Moammar Gadhafi's North African state, which recently pledged to give up its weapons of mass destruction, ranks with Scandinavia and much of Eastern Europe as being relatively safe from terrorism, organized crime and political violence.
In contrast, Iraq has moved from virtually nowhere to fifth place, behind Kashmir, the Palestinian territories, Colombia and India, according to the assessment by international insurance brokerage Aon.
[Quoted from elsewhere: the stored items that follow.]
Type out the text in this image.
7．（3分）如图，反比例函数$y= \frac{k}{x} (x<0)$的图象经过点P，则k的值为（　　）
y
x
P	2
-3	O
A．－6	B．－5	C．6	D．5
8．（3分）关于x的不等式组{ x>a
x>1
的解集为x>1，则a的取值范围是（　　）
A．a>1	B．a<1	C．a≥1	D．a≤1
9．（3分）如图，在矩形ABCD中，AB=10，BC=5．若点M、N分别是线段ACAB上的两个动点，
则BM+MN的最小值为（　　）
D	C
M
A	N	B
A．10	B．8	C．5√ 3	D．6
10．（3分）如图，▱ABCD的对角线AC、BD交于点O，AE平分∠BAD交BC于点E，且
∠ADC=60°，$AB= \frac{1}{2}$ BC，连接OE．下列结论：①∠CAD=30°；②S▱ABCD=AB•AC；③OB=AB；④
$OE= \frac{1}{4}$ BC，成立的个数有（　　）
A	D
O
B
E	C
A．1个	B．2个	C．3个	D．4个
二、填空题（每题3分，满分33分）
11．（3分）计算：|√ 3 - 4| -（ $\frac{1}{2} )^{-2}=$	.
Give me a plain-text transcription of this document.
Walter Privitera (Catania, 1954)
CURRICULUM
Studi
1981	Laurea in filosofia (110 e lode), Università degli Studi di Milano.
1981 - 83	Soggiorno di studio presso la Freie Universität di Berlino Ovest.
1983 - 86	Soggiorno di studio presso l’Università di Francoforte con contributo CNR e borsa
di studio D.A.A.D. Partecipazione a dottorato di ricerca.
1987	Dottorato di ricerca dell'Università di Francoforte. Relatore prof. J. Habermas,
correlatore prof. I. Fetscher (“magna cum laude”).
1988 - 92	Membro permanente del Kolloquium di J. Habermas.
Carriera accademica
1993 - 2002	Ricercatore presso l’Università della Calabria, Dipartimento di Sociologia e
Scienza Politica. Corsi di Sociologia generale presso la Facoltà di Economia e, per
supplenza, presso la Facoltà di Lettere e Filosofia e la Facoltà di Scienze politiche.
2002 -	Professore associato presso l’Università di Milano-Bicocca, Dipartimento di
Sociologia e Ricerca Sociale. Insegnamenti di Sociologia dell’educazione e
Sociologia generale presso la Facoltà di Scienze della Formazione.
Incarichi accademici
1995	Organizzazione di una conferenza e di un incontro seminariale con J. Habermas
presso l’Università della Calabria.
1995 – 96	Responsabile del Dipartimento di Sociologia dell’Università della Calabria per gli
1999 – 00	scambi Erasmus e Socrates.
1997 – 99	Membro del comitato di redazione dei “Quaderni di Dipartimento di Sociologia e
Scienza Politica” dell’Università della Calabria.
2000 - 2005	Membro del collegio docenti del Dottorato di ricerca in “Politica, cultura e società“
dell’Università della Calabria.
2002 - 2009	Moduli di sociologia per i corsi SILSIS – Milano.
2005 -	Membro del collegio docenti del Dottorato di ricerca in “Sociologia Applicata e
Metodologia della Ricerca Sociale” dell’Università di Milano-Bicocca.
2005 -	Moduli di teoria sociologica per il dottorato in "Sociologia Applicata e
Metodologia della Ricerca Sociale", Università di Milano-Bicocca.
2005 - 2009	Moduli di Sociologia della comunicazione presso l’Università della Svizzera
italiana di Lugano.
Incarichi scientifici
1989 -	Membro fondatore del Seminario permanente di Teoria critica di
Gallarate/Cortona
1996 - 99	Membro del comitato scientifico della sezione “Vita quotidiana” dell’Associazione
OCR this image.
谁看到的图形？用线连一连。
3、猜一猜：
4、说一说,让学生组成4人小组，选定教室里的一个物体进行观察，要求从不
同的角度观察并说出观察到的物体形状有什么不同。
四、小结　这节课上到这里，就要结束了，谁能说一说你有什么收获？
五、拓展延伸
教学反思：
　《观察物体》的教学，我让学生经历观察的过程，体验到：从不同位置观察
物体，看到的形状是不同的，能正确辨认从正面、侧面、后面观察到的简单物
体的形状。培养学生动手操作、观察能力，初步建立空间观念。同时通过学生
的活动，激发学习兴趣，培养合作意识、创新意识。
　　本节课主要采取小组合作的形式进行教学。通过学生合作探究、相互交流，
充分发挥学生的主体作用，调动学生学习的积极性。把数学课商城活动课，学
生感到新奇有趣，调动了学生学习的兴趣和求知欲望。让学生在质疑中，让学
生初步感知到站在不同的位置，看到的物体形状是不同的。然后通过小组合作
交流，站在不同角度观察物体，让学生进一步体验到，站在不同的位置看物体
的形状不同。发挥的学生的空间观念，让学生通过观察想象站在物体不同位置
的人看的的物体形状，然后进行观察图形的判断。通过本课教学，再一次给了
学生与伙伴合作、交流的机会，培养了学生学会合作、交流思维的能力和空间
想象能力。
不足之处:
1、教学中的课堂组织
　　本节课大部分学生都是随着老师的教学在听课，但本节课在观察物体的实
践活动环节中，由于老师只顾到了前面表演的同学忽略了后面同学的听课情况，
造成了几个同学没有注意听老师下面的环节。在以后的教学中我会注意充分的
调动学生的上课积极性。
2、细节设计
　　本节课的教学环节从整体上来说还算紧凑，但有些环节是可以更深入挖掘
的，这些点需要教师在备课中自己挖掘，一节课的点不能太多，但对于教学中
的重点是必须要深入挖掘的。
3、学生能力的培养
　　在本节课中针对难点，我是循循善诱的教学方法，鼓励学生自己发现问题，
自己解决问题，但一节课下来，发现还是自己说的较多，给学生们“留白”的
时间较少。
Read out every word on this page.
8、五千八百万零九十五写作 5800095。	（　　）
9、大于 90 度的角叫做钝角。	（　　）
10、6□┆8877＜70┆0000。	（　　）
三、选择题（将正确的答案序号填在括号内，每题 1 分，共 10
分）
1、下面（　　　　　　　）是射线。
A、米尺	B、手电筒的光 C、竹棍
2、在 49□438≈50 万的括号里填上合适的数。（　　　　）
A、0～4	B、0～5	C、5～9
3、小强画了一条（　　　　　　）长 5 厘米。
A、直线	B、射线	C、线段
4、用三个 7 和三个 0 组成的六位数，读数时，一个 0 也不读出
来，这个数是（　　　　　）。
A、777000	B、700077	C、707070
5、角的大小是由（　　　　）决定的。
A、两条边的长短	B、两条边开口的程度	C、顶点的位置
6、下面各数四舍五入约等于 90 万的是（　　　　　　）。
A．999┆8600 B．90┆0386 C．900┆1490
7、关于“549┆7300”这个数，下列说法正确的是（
In Aon's 2004 league table of terrorism hot spots -- part of its annual global terrorism risk map -- Chechnya, Afghanistan, France, Northern Ireland and Pakistan round out the top 10.
Risk management experts say increased terrorist activity worldwide is damaging business confidence.
"The threat is increased, and we've seen terrorist activity take on more of a global stance," Paul Bassett, Aon's executive director of counterterrorism and political risk, told CNN.
"We are urging businesses to be more cautious. ... What may happen in Singapore in terms of a modus operandi of a terrorist group could happen in London, Paris or indeed New York," he said.
"So businesses now need to consider the effect terrorist groups are having all around the world, not just in the countries where their main locations are."
Aon based its map -- which gives each country a ranking of "low," "guarded," "elevated," "high" or "severe" -- on the number of terrorist attacks around the world.
"The definition of terrorism is now very broad," says Basset. "It includes groups that are motivated for political means, but religious and ideological motivation also counts as factors."
With the increase in terrorist activity and kidnappings in Iraq, Aon says it expects the country to overtake Kashmir as the world terrorist threat hotspot this year.
Meanwhile, Martin Stone, Aon's director of counterterrorism and political risk, said Libya deserved its low rating.
"It's an exceptional situation where there are no indigenous terror groups and a highly controlled population, just as Iraq was until Saddam was kicked out," Stone told The Times newspaper.
"Western interests in Libya are almost exclusively in the energy sector, which the Libyan government has a strong interest in protecting. That means there are few attractive targets for terrorists and easier countries for them to operate in."
In March, Tony Blair became the first British prime minister to visit Tripoli since Winston Churchill during World War II.
Blair praised Gadhafi's work in dismantling his chemical, nuclear and biological programs, under plans he announced in December, and said his cooperation with Britain and the U.S. sent a strong signal to the Arab world. (Full story)
Aon, the company that published the survey, had offices on three floors of the World Trade Center and lost 175 employees in the September 11 attacks.